Again, the city authorities are working on building projects, so the main road up tot he castle has been taken up and is currently in a real mess. The park within the first set of walls is also undergoing some work, muddy paths being paved, and steps repaired, which all means that many of the stunning vistas are blocked off with metal fences for now.
After the long climb up through the park, you enter the Hisar proper and find yourself in what seems like an Anatolian village, the last thing you expect in a national capital's prime tourist spot. Twisting alleyways take you past rundown and ramshackle old houses, some leaning over so much they look to be on the verge of collapse. If Ankara was a touristy city, I'm sure the inhabitants would have been shipped off to a housing estate on the edge of town, and their houses turned into expensive boutique hotels and posh restaurants. I'm quite glad that hasn't happened....yet.
Ak Kale, a tower on the highest point, is supposed to have amazing views over the gecekondu mahalleler (slum areas) on the opposite hillside, but sadly it is fenced off at the moment. You can still get similar views by ducking under some fences in the park below...the workers busy repaving the pathways didn't seem to mind a camera-toting intruder. Unfortunately, it was so hazy I didn't get many good photos.
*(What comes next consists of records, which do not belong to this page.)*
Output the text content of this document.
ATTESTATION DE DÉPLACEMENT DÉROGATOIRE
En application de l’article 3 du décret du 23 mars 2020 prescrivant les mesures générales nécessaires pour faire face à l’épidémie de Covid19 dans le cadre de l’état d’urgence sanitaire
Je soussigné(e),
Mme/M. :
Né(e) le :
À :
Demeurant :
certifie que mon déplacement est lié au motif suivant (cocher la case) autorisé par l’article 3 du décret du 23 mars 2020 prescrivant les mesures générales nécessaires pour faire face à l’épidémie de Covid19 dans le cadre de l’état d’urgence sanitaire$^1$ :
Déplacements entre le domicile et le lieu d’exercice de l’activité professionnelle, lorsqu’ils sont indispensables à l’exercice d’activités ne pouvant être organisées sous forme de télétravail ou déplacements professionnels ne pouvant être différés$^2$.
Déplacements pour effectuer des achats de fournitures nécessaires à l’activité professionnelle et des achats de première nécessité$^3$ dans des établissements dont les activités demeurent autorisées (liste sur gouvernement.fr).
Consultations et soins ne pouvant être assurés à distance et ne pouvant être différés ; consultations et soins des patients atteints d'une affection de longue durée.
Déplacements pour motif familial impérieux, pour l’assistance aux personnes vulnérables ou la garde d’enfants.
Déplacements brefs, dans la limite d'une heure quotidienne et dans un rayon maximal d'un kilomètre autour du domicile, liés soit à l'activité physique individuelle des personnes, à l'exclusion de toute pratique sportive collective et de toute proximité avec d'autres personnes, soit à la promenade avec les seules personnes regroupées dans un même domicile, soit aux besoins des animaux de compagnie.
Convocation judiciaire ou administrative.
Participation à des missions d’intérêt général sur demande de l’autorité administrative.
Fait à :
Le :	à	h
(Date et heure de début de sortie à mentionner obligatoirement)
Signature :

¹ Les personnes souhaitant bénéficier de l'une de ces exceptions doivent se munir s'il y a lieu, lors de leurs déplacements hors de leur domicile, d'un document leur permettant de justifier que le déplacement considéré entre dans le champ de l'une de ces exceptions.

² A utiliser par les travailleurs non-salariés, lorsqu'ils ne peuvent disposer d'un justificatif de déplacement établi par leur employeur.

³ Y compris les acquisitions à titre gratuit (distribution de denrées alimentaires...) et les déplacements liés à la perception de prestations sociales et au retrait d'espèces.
Ankara Castle: Şark Kulesi
Şark Kulesi (East Tower) is a good place to head for. When the dilapidated streets of the upper castle become a bit more ordered and clean, you start to enter the more touristy half of the castle district. Women sit on steps leading to the tower selling handmade jewellery, and I counted three groups of local tourists being led up here.
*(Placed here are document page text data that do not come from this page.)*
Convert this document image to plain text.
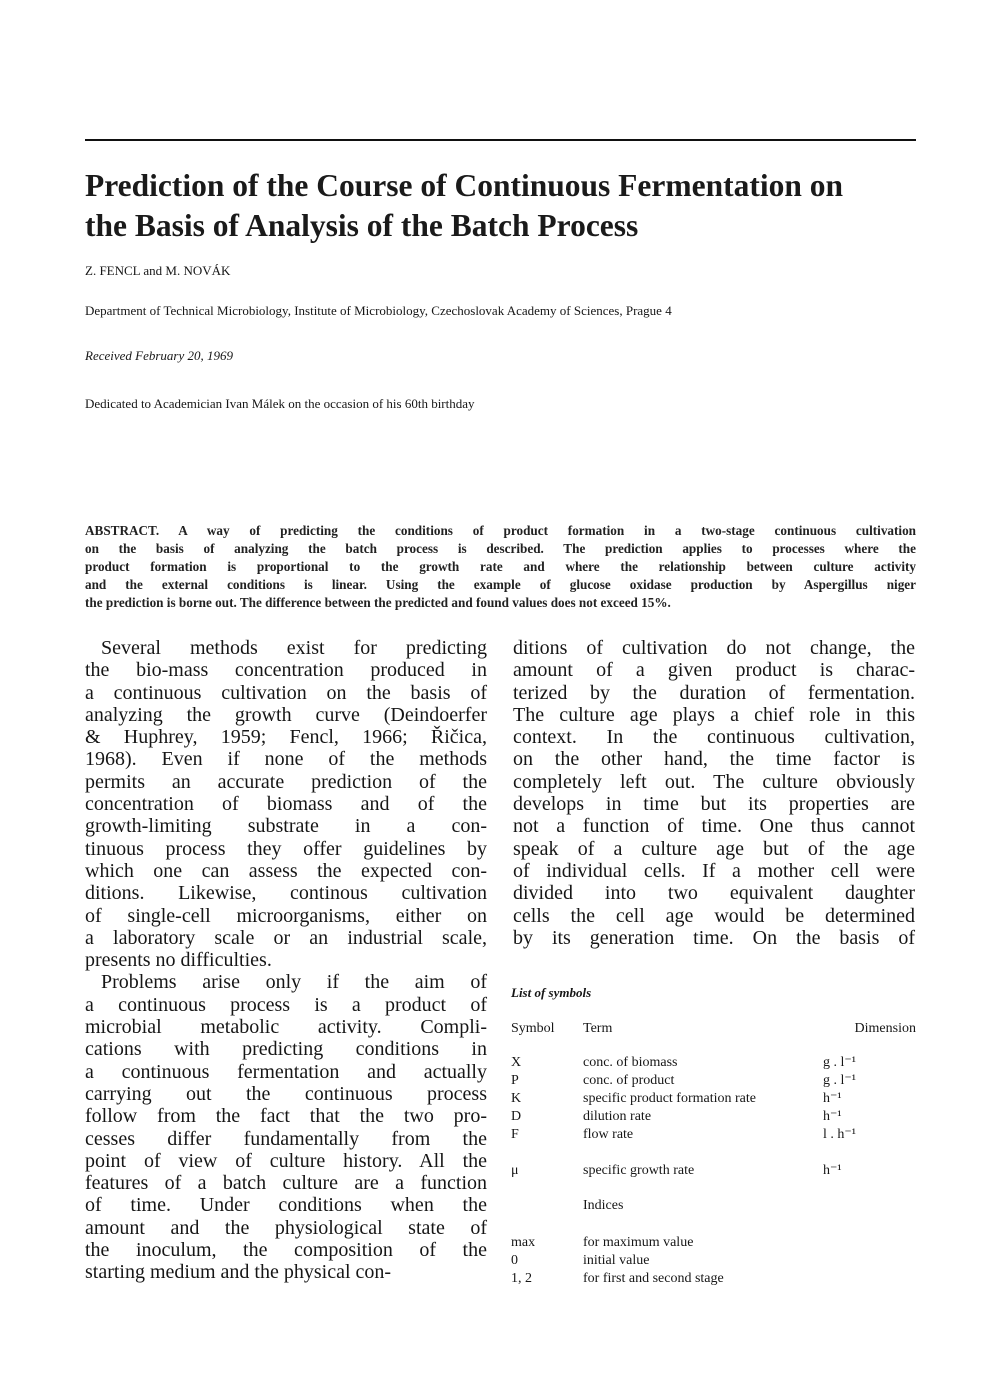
Prediction of the Course of Continuous Fermentation on
the Basis of Analysis of the Batch Process
Z. FENCL and M. NOVÁK
Department of Technical Microbiology, Institute of Microbiology, Czechoslovak Academy of Sciences, Prague 4
Received February 20, 1969
Dedicated to Academician Ivan Málek on the occasion of his 60th birthday
ABSTRACT. A way of predicting the conditions of product formation in a two-stage continuous cultivation
on the basis of analyzing the batch process is described. The prediction applies to processes where the
product formation is proportional to the growth rate and where the relationship between culture activity
and the external conditions is linear. Using the example of glucose oxidase production by Aspergillus niger
the prediction is borne out. The difference between the predicted and found values does not exceed 15%.
Several methods exist for predicting
the bio-mass concentration produced in
a continuous cultivation on the basis of
analyzing the growth curve (Deindoerfer
& Huphrey, 1959; Fencl, 1966; Řičica,
1968). Even if none of the methods
permits an accurate prediction of the
concentration of biomass and of the
growth-limiting substrate in a con-
tinuous process they offer guidelines by
which one can assess the expected con-
ditions. Likewise, continous cultivation
of single-cell microorganisms, either on
a laboratory scale or an industrial scale,
presents no difficulties.
Problems arise only if the aim of
a continuous process is a product of
microbial metabolic activity. Compli-
cations with predicting conditions in
a continuous fermentation and actually
carrying out the continuous process
follow from the fact that the two pro-
cesses differ fundamentally from the
point of view of culture history. All the
features of a batch culture are a function
of time. Under conditions when the
amount and the physiological state of
the inoculum, the composition of the
starting medium and the physical con-
ditions of cultivation do not change, the
amount of a given product is charac-
terized by the duration of fermentation.
The culture age plays a chief role in this
context. In the continuous cultivation,
on the other hand, the time factor is
completely left out. The culture obviously
develops in time but its properties are
not a function of time. One thus cannot
speak of a culture age but of the age
of individual cells. If a mother cell were
divided into two equivalent daughter
cells the cell age would be determined
by its generation time. On the basis of
List of symbols
Symbol	Term	Dimension
X	conc. of biomass	g . l⁻¹
P	conc. of product	g . l⁻¹
K	specific product formation rate	h⁻¹
D	dilution rate	h⁻¹
F	flow rate	l . h⁻¹
μ	specific growth rate	h⁻¹
Indices
max	for maximum value
0	initial value
1, 2	for first and second stage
The tower itself isn't much to look at architecturally, the highlight probably a bit of graffiti on one of the interior walls saying "Will you marry me?" in Turkish, and there was a queue of girls posing for photos by this. Climb the steps to the higher parts of the tower, and if you've a head for heights, the views are spectacular in all directions. Or at least they would be on a clear day....in the haze, they were still great, but not all of Ankara was visible that day.
Ankara Castle: the lower part
From Şark Kulesi, turn left and you soon exit the upper castle through the southern gate Güney Kapı. This takes you into the more sanitized and gentrified part of the castle, a place where the restored boutique hotels and expensive restaurants have started to penetrate, and there's clearly a lot of work going on here. The road begins to descend quite rapidly, and you soon reach another gate with some souvenir shops around it.
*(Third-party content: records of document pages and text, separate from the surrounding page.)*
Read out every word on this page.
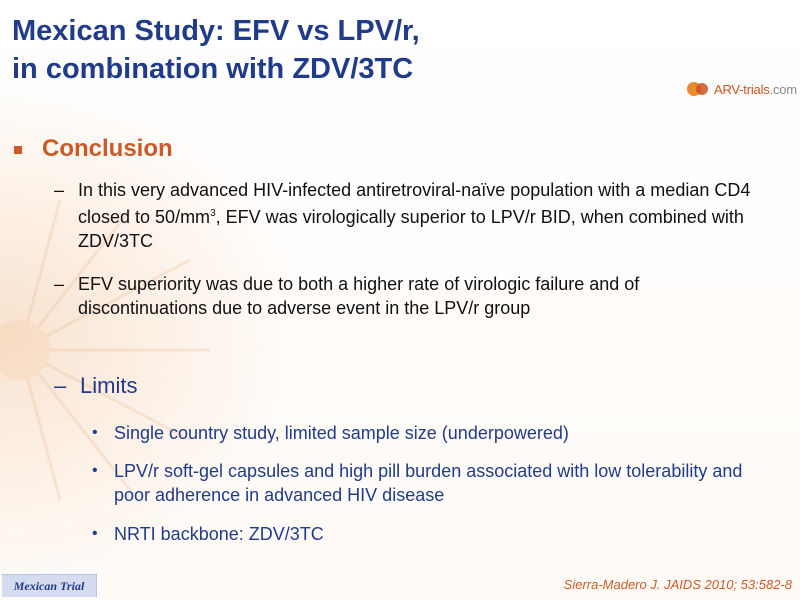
Mexican Study: EFV vs LPV/r,
in combination with ZDV/3TC
ARV-trials.com
Conclusion
– In this very advanced HIV-infected antiretroviral-naïve population with a median CD4 closed to $50/mm^3$, EFV was virologically superior to LPV/r BID, when combined with ZDV/3TC
– EFV superiority was due to both a higher rate of virologic failure and of discontinuations due to adverse event in the LPV/r group
– Limits
• Single country study, limited sample size (underpowered)
• LPV/r soft-gel capsules and high pill burden associated with low tolerability and poor adherence in advanced HIV disease
• NRTI backbone: ZDV/3TC
Mexican Trial	Sierra-Madero J. JAIDS 2010; 53:582-8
A local tourist group were slowly making their way down this narrow street and met a group of children returning from school going in the opposite direction. Out came the cameras, and soon there was a bit of a traffic jam as neither group could get past the other, and a couple of scooters came along to add to the mayhem. I somehow ended up stuck in the middle, and am probably in quite a few of the tourists' photos.
Through the gate, topped with an Ottoman clocktower, you can continue through another old neighbourhood filled with souvenir shops, but before you do, take a detour to the right along the castle walls, to a little fruit and vegetable market, which added a bit of colour to a very grey day.
Ankara Castle is the best...
Ankara Castle is the best place. It has a historical background going back to ottoman empire. An near it there is Civilization Museum that is the only one in the world showing the ancient civilizations of the anotolian region.
There are historical Turkish houses there. And You can enjoy there at a reasonable price. there are lots of reataurants, shopping centres there where you can find unique antique goods.